Um, actually I sawed my first dead body 3 days ago. I’m a med student doing a rotation with the medical examiner. In the past week I have seen the tragic (infant accidentally smothered while sleeping with mom), the mundane (old people who died in their sleep), and those who kind of deserved it (pimp of underage girls shot in retaliation for a previous shooting). They aren’t the first bodies I’ve seen. I’ve had patients die before. These bodies really don’t affect me emotionally because I wasn’t involved in trying to keep them alive.
Egads. I will NEVER forget my first ripe one. He was all over the walls and the ceiling.
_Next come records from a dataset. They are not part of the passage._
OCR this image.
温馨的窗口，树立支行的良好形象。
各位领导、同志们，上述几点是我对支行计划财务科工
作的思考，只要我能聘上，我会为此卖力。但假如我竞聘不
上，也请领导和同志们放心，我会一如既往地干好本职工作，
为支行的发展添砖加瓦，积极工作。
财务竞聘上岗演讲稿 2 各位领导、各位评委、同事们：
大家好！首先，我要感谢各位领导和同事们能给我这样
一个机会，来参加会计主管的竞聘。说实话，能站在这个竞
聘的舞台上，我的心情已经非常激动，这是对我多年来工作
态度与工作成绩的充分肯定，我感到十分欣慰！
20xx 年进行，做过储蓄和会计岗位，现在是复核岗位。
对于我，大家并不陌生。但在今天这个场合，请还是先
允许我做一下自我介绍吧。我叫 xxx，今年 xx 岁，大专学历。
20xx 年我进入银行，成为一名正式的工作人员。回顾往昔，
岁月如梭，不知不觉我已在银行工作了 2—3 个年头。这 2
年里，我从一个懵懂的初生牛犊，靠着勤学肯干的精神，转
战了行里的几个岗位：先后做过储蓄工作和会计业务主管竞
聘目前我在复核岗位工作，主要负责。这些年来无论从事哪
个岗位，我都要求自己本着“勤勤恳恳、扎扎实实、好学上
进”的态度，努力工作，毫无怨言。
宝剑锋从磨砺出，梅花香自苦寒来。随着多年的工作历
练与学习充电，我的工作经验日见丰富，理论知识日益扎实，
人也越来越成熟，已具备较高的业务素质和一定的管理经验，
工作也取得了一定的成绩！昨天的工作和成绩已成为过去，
This is where I learned the trick of dumping coffee grounds into a skillet and putting it on a high flame on the stove. And it’s why I hate the smell of fresh ground coffee to this day.
I am soon 25 and have yet to see a dead body.
I have been to the funerals of two grandparents both of which had closed caskets. Neither of them died in a way that would be too gruesome to show in an open casket, but rather normal deaths at advanced ages (one cancer, and the other some heart problem). I can’t say I know what the norm around here is, but I think that the caskets are normally closed here.
I don’t know how I will react if/when I will see my first dead body, but in any case I am not looking forward to it.
Some people just don’t go to funerals. (Selfish, IMHO.) My boyfriend has filmed several memorial services but never “attended” one himself. He just doesn’t go. “I don’t like funerals.” Like there are people who really enjoy them? I’m pretty sure he’s never seen a dead person.